I like change. Anything staying the same for too long makes me squirm. Like that feeling in the winter of being snowed in for too many days? Itching to get out and do something.

I change my mind...a lot. I often think I have the perfect scenario worked out and then WHAM...I go and come up with another life plan or another way of doing something that I'm sure is the best way to do it.

I often waver on self confidence. This seems to be my self help theme of the summer. I thought coming into my thirties a few years ago would magically deliver a strong sense of contentment with myself...all tied up in pretty ribbon and eye catching packaging (this is that marketing aspect of myself...packaging, people...it works). However, since leaving a daily grind of an office and stepping into life as a mom, my self esteem has taken a hit. Maybe it's the lack of interaction or the fact that when you become a parent you instantly also have a trillion ways to mess that up and doubt what you're doing.

The grass is always greener...I dislike this manifesto. Mainly because I constantly do it. I think that if we can just do this or that, then we are golden. My husband constantly reminds me of the shades of green that await for me on the other side of my latest ideal scenario. He's a good reality buffer (but also known as the Dream Hammer). The grass is always greener is one of those traits that I would like to chuck out the window.
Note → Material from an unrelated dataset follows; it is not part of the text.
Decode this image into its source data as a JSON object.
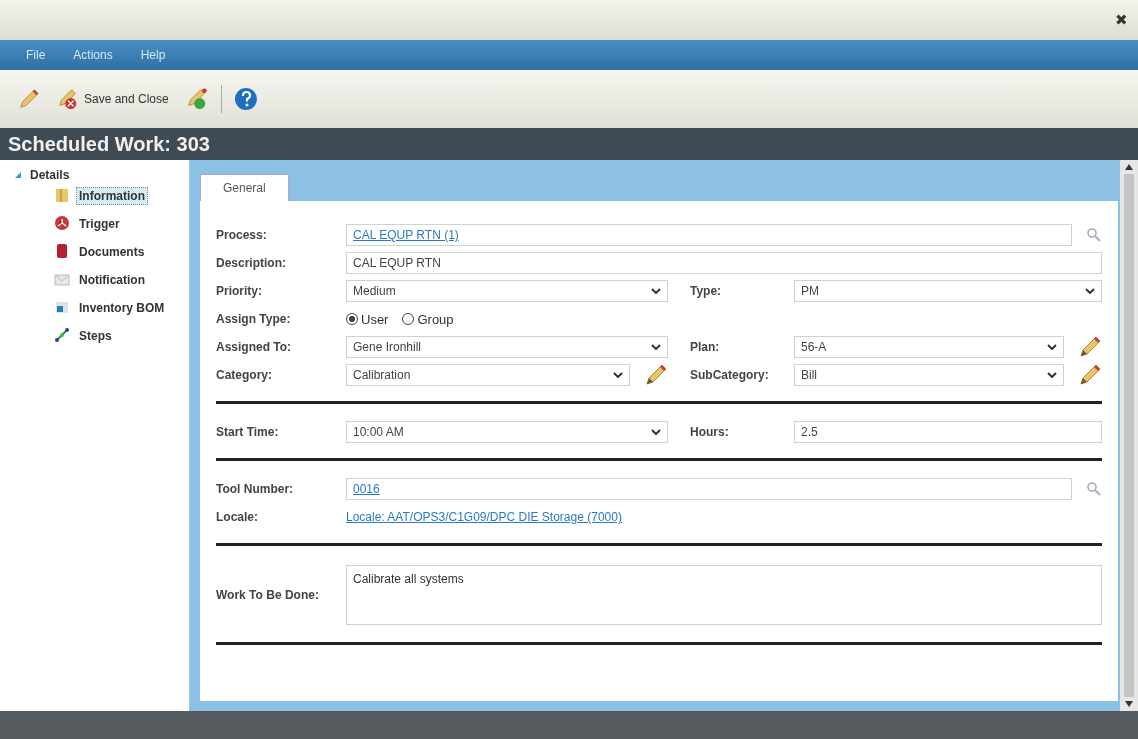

So, in a nutshell...I am trying a new tactic. I am working on not reinventing myself. I am working on comfort. I am working on the here and the now. I am working on laughing at myself and the 10 ways I moved the furniture around in the living room the other day...only to really move it all back and just turn the table a different direction to get my "fresh change" of scenery. I am working on yoga and the calmness it brings me and even more importantly the way it allows me to carry my head. Held high and confidently held as my own. A jumbled concoction of all sorts of ideas and dreams...and yes....doubt too. A complete package of me tied up with a tattered and frayed ribbon, but a ribbon all the same.